JUG FACE (Movie Review)
Rising above its unfortunate title, Chad Kinkle's Jug Face proves a smart, often terrifying take on demonic forces and the lengths people will go to appease those dark powers. It's an story filled with compelling yet unlikable characters, bizarre cult rituals and angry gods. Jug Face takes more than a few left hand turns and is often head scratching, yet it's an ultimately rewarding film for the viewer.
Jug Face tells the story of a back woods clan that worship an unseen yet powerful creature that lines in “The Pit”. In order to keep the peace with the force, the families need to offer it a human sacrifice from time to time. They choose their victim in an odd fashion. One of the more feeble minded members of the group sees a face in a vision and molds a piece of pottery into the face of the person his mind's eye sees. Whoever's face appear is offered up as a bloody, cut throat sacrifice, and relative peace and prosperity remain intact. However, when the teenaged daughter of the family patriarch finds her face on a jug, she hides it, and all hell breaks loose.
It shouldn't come as a surprise that Jug Face stands out amongst the crowded indie landscape as the film carries an impressive cast and crew pedigree. Jug Face acts as a reunion of sorts of 2011's The Woman. Lucky McKee and Andrew Van Houten serve as producers here and bring back Sean Spillane to contribute to this film's soundtrack as well. Sean Bridgers and Lauren Ashley Carter have major roles as well. (The lovely Carter is quickly becoming the go-to actress for unwanted teen pregnancy borne of incest). Larry Fesseden's turn as the family patriarch almost guarantees Jug Face will be a cut above as he's lent himself to a string of quality indies as an actor, writer, director and guiding hand steering young filmmakers along the right path. More surprising is Sean Young as the domineering, bitter mother. Unrecognizable from her Blade Runner heyday, Young dominates every scene she appears in as a towering and terrifying figure that brokers no dissent and rules her children with an iron will. It's a captivating performance.
The interactions and depictions of this clan of rubes work especially well. Kinkle never lets the proceedings devolve into full blown mockery of this group. Instead of writing them with a hive mind, which is the easy thing to do when dealing with what amounts to a cult, each of the characters have their own voice and each have their own feelings and reactions to The Pit and what it represents. He also allows very little of the outside world to seep in, keeping the focus on the tight knit group and their odd religion. Make no mistake, these are horrible people, and even Ada-the would be heroine of the film-is capable of heinous acts of betrayal, yet they're equally fascinating due to the resoluteness of their beliefs. While the occasional supernatural aspects of the film fall flat, when Kinkle keeps the focus on Ada and her family or her oddly affecting relationship with the simple minded Dawai (Bridgers playing a role that will look familiar to anyone who watched him in Deadwood) the film works.
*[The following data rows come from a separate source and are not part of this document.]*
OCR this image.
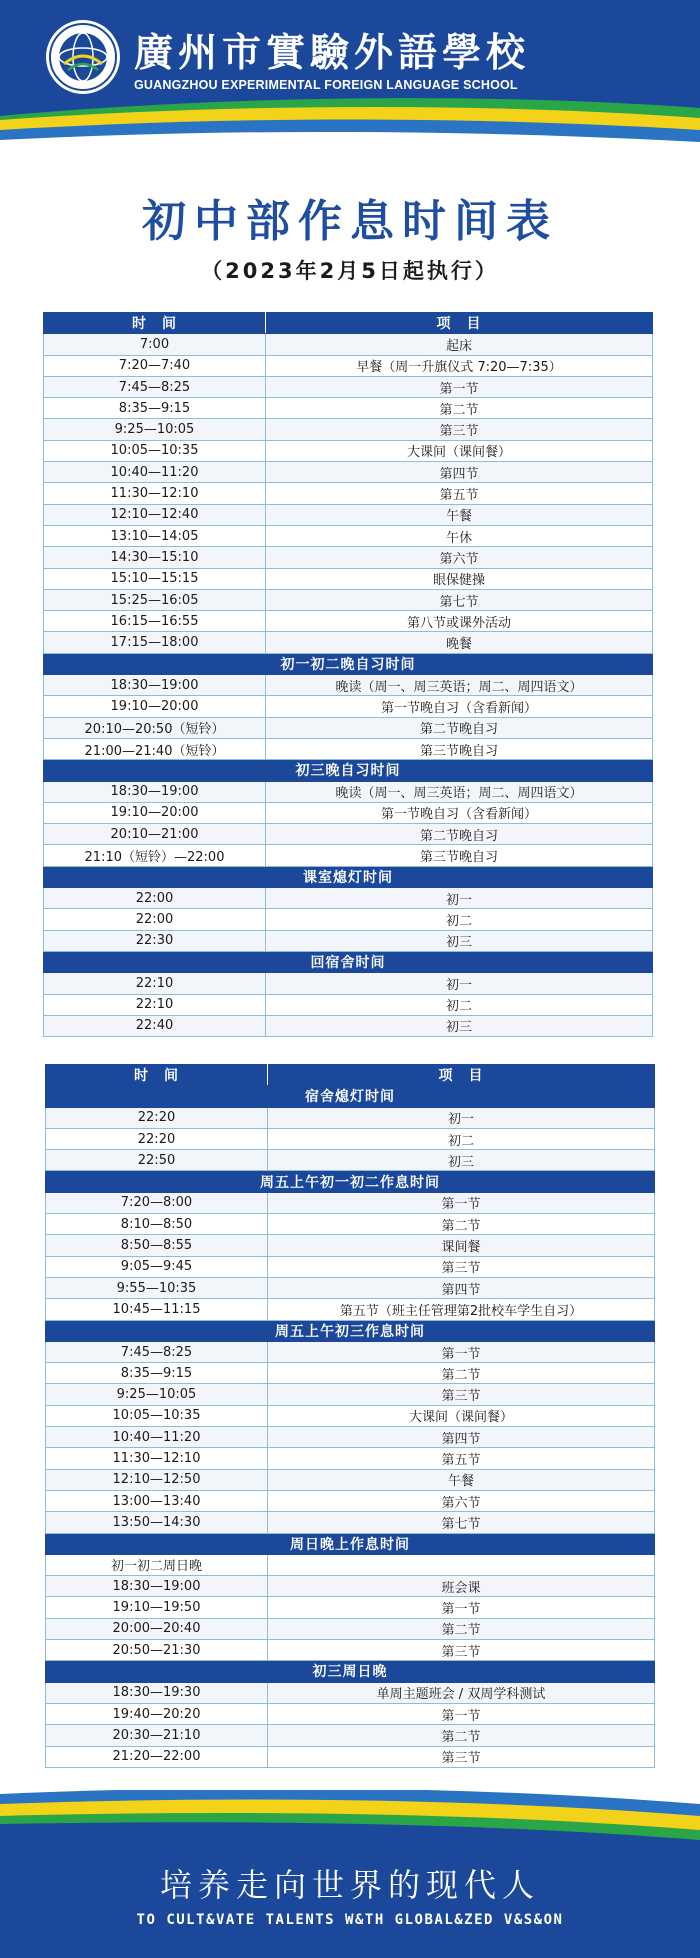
廣州市實驗外語學校
GUANGZHOU EXPERIMENTAL FOREIGN LANGUAGE SCHOOL
初中部作息时间表
（2023年2月5日起执行）
时　间	项　目
7:00	起床
7:20—7:40	早餐（周一升旗仪式 7:20—7:35）
7:45—8:25	第一节
8:35—9:15	第二节
9:25—10:05	第三节
10:05—10:35	大课间（课间餐）
10:40—11:20	第四节
11:30—12:10	第五节
12:10—12:40	午餐
13:10—14:05	午休
14:30—15:10	第六节
15:10—15:15	眼保健操
15:25—16:05	第七节
16:15—16:55	第八节或课外活动
17:15—18:00	晚餐
初一初二晚自习时间	
18:30—19:00	晚读（周一、周三英语；周二、周四语文）
19:10—20:00	第一节晚自习（含看新闻）
20:10—20:50（短铃）	第二节晚自习
21:00—21:40（短铃）	第三节晚自习
初三晚自习时间	
18:30—19:00	晚读（周一、周三英语；周二、周四语文）
19:10—20:00	第一节晚自习（含看新闻）
20:10—21:00	第二节晚自习
21:10（短铃）—22:00	第三节晚自习
课室熄灯时间	
22:00	初一
22:00	初二
22:30	初三
回宿舍时间	
22:10	初一
22:10	初二
22:40	初三
时　间	项　目
宿舍熄灯时间	
22:20	初一
22:20	初二
22:50	初三
周五上午初一初二作息时间	
7:20—8:00	第一节
8:10—8:50	第二节
8:50—8:55	课间餐
9:05—9:45	第三节
9:55—10:35	第四节
10:45—11:15	第五节（班主任管理第2批校车学生自习）
周五上午初三作息时间	
7:45—8:25	第一节
8:35—9:15	第二节
9:25—10:05	第三节
10:05—10:35	大课间（课间餐）
10:40—11:20	第四节
11:30—12:10	第五节
12:10—12:50	午餐
13:00—13:40	第六节
13:50—14:30	第七节
周日晚上作息时间	
初一初二周日晚	
18:30—19:00	班会课
19:10—19:50	第一节
20:00—20:40	第二节
20:50—21:30	第三节
初三周日晚	
18:30—19:30	单周主题班会 / 双周学科测试
19:40—20:20	第一节
20:30—21:10	第二节
21:20—22:00	第三节
培养走向世界的现代人
TO CULT&VATE TALENTS W&TH GLOBAL&ZED V&S&ON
Jug Face is the latest in a slew of independent horror features that have crossed my path of late that refuse to be put in a neat little sub genre box and do what's expected of it. Kinkle isn't afraid to take risks and tell a bizarre and twisted story that pays dividends for viewers up to the challenge. Glass Eye Pix involvement means the film should land distribution in the near future, and horror fans clamoring for original content that avoids the “same old same old” would do well to put their money where their mouths are and seek this out at the first opportunity.